What an extraordinary story! I was so involved with the little boy that at times it was very hard to read, but I couldn't put it down. His point of view was very poignant and had me in tears more than a few times. Mykola Dementiuk really captured the time, too. Historical without lots of clumsy references, just pure description and dialogue to deftly paint a portrait. Mick has a wonderful voice that is unafraid to get into the gritty and the seedy. He knows how to push the envelope and force readers to look at things they don't want to. I have never read anything quite like this before. In my mind's eye, I felt like I was reading a graphic novel told in black and white where the nuns, all the adults, really, were shadowy monsters looming over the poor boy.

Thank you so much for the opportunity to read this. I love books that really make me think, that make me uncomfortable and push my sensibilities to the limit. Mykola is an artist with the written word to be sure. I look forward to reading more of his stuff in future so I'll be keeping an eye out for his books.

-- Melissa Bradley, www.myspace.com/melbwrites


Very seldom does a book touch the reader to the extent as that of Holy Communion. Author Mykola Dementiuk takes his audience into the world of a seven-year-old boy’s first Holy Communion in the Catholic Church, and we get to spend the exciting four days of this event with him as we wend our way through a story that is as gripping as it is original. During the time spent preparing for his first communion, the boy in question has to overcome obstacles such as the alcoholism of his father, a nasty accident that befalls his mother, downright mean nuns are in the mix, as are a couple of pedophiles, and babysitters from hell! Throughout all the boy finds his way to cope as he emerges triumphant from these trials not only to receive his communion but also to rise above the problems life has thrown his way. Dementiuk has created a true little masterpiece that is a slice of one boy’s life in the confines of Holy Communion, injected it with his own observations of the world, without becoming preachy or self serving in the process. Recommended reading.
Grade: A+

-- Web Digest Weekly, www.webdigestweekly.com
 


Those who read purely for pleasure, who look upon books as similar to opening a window on a pleasant Spring day, will not be likely to read Mykola Dementiuk’s starkly overcast “Holy Communion” (Synergy Press, 2009).
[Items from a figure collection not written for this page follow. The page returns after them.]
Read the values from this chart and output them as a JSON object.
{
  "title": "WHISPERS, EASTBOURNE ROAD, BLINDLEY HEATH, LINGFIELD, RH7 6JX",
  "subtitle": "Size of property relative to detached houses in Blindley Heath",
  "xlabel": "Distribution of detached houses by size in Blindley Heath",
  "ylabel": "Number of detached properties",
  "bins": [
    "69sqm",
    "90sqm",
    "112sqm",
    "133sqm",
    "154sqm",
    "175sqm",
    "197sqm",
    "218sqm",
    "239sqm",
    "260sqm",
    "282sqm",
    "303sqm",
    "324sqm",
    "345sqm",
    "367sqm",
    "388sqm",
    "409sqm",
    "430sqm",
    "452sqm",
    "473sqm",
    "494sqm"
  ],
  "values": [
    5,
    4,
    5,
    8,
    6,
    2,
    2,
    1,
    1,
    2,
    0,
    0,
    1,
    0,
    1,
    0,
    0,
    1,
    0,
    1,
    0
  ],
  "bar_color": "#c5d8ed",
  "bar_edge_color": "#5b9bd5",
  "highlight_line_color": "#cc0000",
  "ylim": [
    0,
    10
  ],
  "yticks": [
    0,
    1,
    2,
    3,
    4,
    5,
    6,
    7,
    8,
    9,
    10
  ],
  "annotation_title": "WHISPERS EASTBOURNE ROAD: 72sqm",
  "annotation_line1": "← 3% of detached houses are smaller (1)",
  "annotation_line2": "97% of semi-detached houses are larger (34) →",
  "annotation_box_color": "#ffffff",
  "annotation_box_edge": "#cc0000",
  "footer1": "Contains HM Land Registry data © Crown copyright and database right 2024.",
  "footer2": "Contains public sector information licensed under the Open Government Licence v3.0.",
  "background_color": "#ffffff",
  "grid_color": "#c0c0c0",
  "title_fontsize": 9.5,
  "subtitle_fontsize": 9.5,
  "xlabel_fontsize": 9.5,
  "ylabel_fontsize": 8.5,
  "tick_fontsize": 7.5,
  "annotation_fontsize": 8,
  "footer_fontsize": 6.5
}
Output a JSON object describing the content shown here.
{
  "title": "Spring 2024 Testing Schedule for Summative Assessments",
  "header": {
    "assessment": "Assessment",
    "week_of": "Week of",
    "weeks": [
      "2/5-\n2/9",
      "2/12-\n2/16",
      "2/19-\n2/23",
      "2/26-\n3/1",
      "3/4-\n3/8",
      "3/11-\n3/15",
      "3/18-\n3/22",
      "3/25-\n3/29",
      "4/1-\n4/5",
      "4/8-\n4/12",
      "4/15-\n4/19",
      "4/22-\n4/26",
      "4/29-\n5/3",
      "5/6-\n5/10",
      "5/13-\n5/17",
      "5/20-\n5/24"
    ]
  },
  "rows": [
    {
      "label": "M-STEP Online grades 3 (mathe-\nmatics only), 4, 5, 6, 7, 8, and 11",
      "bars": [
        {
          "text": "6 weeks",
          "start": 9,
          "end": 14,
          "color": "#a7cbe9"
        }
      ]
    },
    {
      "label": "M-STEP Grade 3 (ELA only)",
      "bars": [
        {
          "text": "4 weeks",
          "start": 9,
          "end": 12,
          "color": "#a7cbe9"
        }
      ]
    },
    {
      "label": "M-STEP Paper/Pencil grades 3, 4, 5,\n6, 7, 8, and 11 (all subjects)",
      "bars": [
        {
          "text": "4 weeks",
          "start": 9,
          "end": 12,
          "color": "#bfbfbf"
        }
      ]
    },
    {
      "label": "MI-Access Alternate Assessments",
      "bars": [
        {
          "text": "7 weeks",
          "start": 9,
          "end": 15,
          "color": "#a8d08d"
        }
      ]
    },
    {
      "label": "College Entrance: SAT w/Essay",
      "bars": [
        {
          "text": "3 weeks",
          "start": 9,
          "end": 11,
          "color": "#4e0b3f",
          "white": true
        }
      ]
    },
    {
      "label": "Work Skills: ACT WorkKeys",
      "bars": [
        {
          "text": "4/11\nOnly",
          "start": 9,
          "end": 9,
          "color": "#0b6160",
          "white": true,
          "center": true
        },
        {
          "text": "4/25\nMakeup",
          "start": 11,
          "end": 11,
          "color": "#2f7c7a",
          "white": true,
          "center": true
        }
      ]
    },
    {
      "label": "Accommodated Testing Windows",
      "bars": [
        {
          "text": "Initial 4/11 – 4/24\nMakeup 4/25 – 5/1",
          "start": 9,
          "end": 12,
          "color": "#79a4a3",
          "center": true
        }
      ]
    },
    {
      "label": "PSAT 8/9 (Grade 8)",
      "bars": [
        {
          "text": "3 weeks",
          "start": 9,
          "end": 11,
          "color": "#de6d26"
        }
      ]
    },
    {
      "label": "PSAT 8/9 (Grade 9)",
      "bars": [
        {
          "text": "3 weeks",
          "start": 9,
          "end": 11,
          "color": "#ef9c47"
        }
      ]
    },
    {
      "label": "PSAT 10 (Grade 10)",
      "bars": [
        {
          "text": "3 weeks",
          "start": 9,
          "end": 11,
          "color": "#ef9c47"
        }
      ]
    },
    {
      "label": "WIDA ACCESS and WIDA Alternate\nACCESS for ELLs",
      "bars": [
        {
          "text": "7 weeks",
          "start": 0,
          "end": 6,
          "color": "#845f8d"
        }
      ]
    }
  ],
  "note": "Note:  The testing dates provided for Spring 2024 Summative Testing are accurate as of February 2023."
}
Those, however, who see books as a way to explore all aspects of human nature and the human soul may find exactly what they are looking for within the pages of this far-from-the-mainstream tale. It follows one nameless seven-year-old boy—there is not a single proper name in the entire book—in the seven days leading up to his first communion. The dark and underlying irony of the book is that this emotionally and physically battered young soul should have no need for communion: he’s already lived his entire short life in purgatory. To read it is rather like peeling an onion; removing one layer reveals another.

It may never be made into a musical, but it does sing a complex song to those willing to hear it.